Most problematic, at least for Vance, was Trump’s praise for the Iranian regime. It was “nice” and “fine” and run by “very rational people” who are “going to behave much differently” going forward, he attested.

He saw no reason to deny Iran ballistic missiles (“They have to have some”) or its frozen assets (“We have taken a lot of their money. It’s not our money.”). He admitted nothing in the deal was enforceable (“Doesn’t have to be”) and dismissed the significance of Iran’s enriched uranium stockpiles (“It’s not important that we do it quickly”).

But will he be able to convince Americans of this?

“It’s very tough,” a self-pitying Trump said, “because I never get good stories.”

Yep. That must be the reason.

***

There are some three-dozen mentions of “truth” in Vance’s new memoir, “Communion: Finding My Way Back to Faith.”

“The truth is the truth,” he writes of his Christian beliefs. He writes elsewhere about “searching for deeper truths” and about the importance of “honest (and sometimes uncomfortable) truths,” and he laments that “people trafficked in comfortable lies rather than accepting uncomfortable truths.”

Vance cites a biblical passage: “Whatsoever things are true, whatsoever things are honest … if there be any virtue, and if there be any praise, think on these things.” Vance wrote that the passage “made me feel like God was speaking to me.”

Evidently, Vance disagreed with God on this point, because his book tour produced the same mix of flagrant dishonesty, vitriol and moral compromise he has shown before.

Trump never said that affordability was a “hoax” or that he loved “the inflation,” Vance asserted. Trump was the one who wanted to “get everything out there” from the Epstein files, because he was the moral paragon who “narced on him to the police and led ultimately to Jeffrey Epstein’s downfall.”

On Greg Gutfeld’s Fox News show, Vance alleged that congressional Democrats “are just terrible people, so many of them” and that “too many Democrats don’t show appreciation for the country.” At a stop on Long Island, Vance announced that “they’ve become anti-Christian in the Democratic Party. They’ve become anti-white.”

We’ve seen all this before from Vance, who went from calling Trump “America’s Hitler” to being his vice president, who excused anti-Indian bigotry even though his wife and children are of Indian descent, who claimed Ohioans had “their pets abducted and eaten” by Haitian immigrants, who campaigned for the Kremlin-allied, far-right nationalist Viktor Orbán before his defeat in Hungary, who warned the pope to “be careful when he talks about matters of theology.”
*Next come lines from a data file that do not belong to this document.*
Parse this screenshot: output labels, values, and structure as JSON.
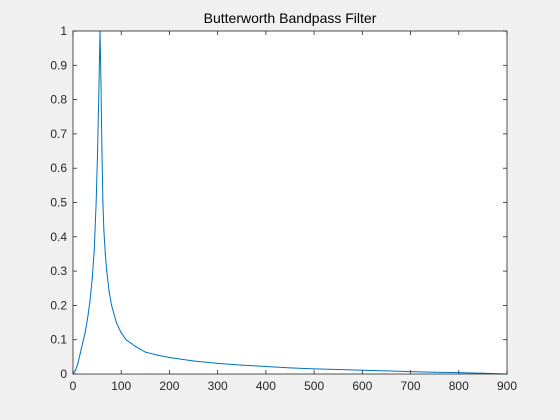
{
  "chart_data": {
    "type": "line",
    "title": "Butterworth Bandpass Filter",
    "xlabel": "",
    "ylabel": "",
    "xlim": [
      0,
      900
    ],
    "ylim": [
      0,
      1
    ],
    "x_ticks": [
      0,
      100,
      200,
      300,
      400,
      500,
      600,
      700,
      800,
      900
    ],
    "x_tick_labels": [
      "0",
      "100",
      "200",
      "300",
      "400",
      "500",
      "600",
      "700",
      "800",
      "900"
    ],
    "y_ticks": [
      0,
      0.1,
      0.2,
      0.3,
      0.4,
      0.5,
      0.6,
      0.7,
      0.8,
      0.9,
      1
    ],
    "y_tick_labels": [
      "0",
      "0.1",
      "0.2",
      "0.3",
      "0.4",
      "0.5",
      "0.6",
      "0.7",
      "0.8",
      "0.9",
      "1"
    ],
    "grid": false,
    "box": true,
    "series": [
      {
        "color": "#0072bd",
        "x": [
          0,
          5,
          10,
          15,
          20,
          25,
          30,
          35,
          40,
          44,
          48,
          51,
          54,
          56,
          58,
          60,
          62,
          64,
          67,
          70,
          75,
          80,
          90,
          100,
          110,
          120,
          130,
          150,
          175,
          200,
          250,
          300,
          350,
          400,
          450,
          500,
          550,
          600,
          650,
          700,
          750,
          800,
          850,
          900
        ],
        "y": [
          0,
          0.01,
          0.03,
          0.06,
          0.09,
          0.12,
          0.16,
          0.21,
          0.28,
          0.36,
          0.5,
          0.65,
          0.85,
          1.0,
          0.85,
          0.65,
          0.5,
          0.42,
          0.35,
          0.3,
          0.24,
          0.2,
          0.15,
          0.12,
          0.1,
          0.09,
          0.08,
          0.064,
          0.055,
          0.048,
          0.038,
          0.031,
          0.026,
          0.022,
          0.018,
          0.015,
          0.013,
          0.011,
          0.009,
          0.007,
          0.005,
          0.004,
          0.002,
          0.0
        ]
      }
    ]
  }
}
“What are you willing to excuse in the name of power?” Sara Haines, a self-described Christian, asked Vance during his appearance on ABC’s “The View” this week.

Apparently, everything. Haines asked Vance to reflect on his 2016 tweet about Trump: “Fellow Christians, everyone is watching when we apologize for this man. Lord help us.” Vance replied that he had been wrong about Trump and that “many of the things that people said about him weren’t actually true.”
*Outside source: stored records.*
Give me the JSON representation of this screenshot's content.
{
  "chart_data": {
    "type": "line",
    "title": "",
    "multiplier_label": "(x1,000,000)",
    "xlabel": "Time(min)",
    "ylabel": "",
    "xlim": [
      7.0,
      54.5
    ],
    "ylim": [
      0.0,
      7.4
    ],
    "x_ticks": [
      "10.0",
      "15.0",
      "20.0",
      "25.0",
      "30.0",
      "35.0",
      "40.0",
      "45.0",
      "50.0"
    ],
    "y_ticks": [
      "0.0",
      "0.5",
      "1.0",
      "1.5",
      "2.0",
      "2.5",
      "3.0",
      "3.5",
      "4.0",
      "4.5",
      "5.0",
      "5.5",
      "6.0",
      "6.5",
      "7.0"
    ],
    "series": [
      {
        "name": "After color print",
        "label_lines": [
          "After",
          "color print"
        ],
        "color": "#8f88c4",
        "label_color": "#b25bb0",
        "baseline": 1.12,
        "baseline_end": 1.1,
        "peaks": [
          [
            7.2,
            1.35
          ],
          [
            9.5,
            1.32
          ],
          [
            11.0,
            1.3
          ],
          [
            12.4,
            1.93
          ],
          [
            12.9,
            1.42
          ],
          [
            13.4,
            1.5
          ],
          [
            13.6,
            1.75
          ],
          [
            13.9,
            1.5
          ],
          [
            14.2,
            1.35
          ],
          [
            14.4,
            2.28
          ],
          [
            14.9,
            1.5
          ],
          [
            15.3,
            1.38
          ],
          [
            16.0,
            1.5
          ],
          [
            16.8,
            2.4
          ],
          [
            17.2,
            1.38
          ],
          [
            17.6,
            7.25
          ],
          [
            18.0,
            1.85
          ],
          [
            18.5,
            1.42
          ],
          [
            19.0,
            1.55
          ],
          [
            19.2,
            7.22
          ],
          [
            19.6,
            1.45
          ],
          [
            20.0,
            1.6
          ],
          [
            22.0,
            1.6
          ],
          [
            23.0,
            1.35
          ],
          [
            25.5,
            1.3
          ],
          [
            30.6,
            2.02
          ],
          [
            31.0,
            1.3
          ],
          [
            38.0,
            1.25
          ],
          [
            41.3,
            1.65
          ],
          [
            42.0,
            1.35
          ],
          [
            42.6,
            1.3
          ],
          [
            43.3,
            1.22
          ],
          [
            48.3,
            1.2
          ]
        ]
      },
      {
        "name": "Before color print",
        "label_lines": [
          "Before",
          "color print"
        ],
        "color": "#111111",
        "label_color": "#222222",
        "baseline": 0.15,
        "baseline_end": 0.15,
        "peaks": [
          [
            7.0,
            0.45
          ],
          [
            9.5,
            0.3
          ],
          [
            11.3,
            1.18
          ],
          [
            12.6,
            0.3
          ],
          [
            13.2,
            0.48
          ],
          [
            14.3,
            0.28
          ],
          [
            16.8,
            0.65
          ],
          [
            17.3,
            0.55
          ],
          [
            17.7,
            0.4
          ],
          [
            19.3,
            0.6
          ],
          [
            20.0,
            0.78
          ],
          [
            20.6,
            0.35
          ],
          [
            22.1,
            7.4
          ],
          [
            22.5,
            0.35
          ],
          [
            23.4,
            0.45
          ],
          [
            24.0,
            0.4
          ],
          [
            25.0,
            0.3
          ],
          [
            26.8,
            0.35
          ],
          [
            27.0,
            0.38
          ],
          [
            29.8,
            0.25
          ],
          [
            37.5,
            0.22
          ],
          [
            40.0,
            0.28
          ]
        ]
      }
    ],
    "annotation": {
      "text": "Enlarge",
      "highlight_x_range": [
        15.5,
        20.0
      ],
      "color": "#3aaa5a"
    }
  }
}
On Sean Hannity’s Fox News show, Vance anointed Trump as “a person of faith.”

Now he’s deploying that same moral elasticity to sell the Iran deal.
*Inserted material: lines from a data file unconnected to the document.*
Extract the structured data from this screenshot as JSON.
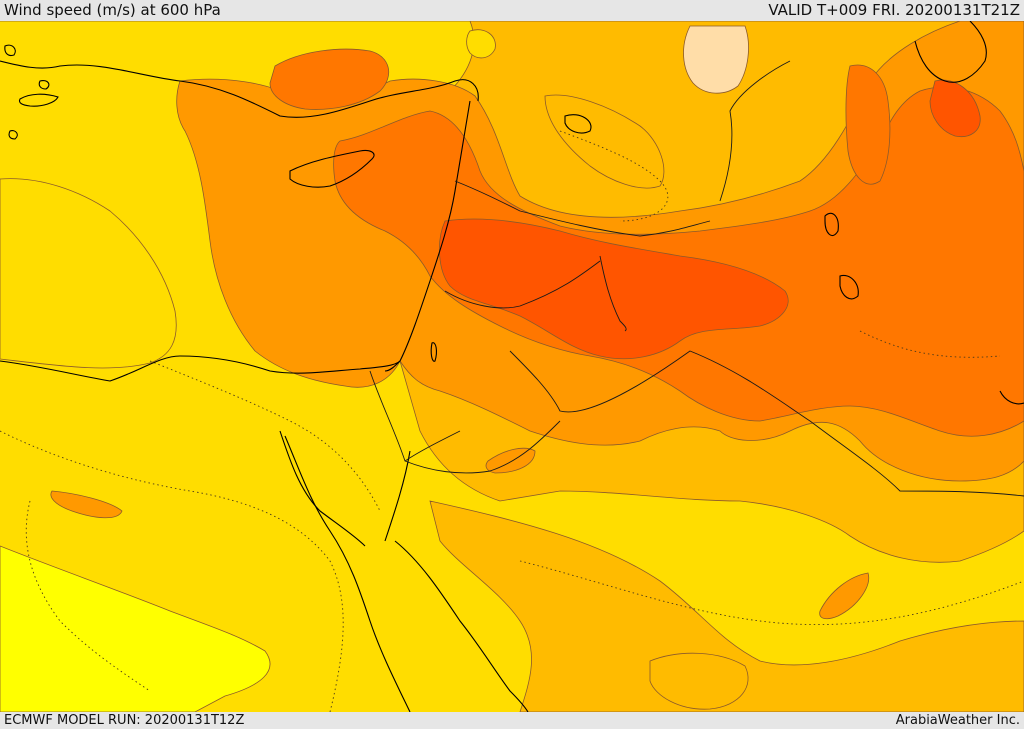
{
  "header": {
    "title": "Wind speed (m/s) at 600 hPa",
    "valid": "VALID T+009 FRI. 20200131T21Z"
  },
  "footer": {
    "model_run": "ECMWF MODEL RUN: 20200131T12Z",
    "credit": "ArabiaWeather Inc."
  },
  "palette": {
    "yellow": "#ffff00",
    "gold": "#ffdd00",
    "amber": "#ffbb00",
    "orange": "#ff9900",
    "dark_orange": "#ff7700",
    "red_orange": "#ff5500",
    "peach": "#ffdda8",
    "contour": "#8b5a2b",
    "coastline": "#000000",
    "border": "#1a1a1a"
  }
}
He appeared in the White House briefing room Thursday to assure the country that the agreement is a “win for the American people and for the president” and “an amazingly transformative thing” — while somehow also saying it would be “no skin off our backs” to abandon the framework before Iran got its money.

Why does the administration, which previously said its “No. 1” war aim was to “raze their missile industry” and leave it “obliterated,” now say it’s “unfair” to take away Iran’s ballistic-missile capability?

“We haven’t abandoned the mission, we’ve accomplished that particular part of the mission,” Vance ventured.

He even blasted members of Netanyahu’s Cabinet, warning them against “attacking the only powerful ally that [they] have anywhere left in the entire world” and telling them to “wake up and smell the reality of the situation that country is in.”

Vance was far out on a limb. Is he worried that Trump is going to make him the fall guy?

“I think the president was joking,” Vance replied.

Talk about a person of faith.

Dana Milbank is a NOTUS Perspectives columnist.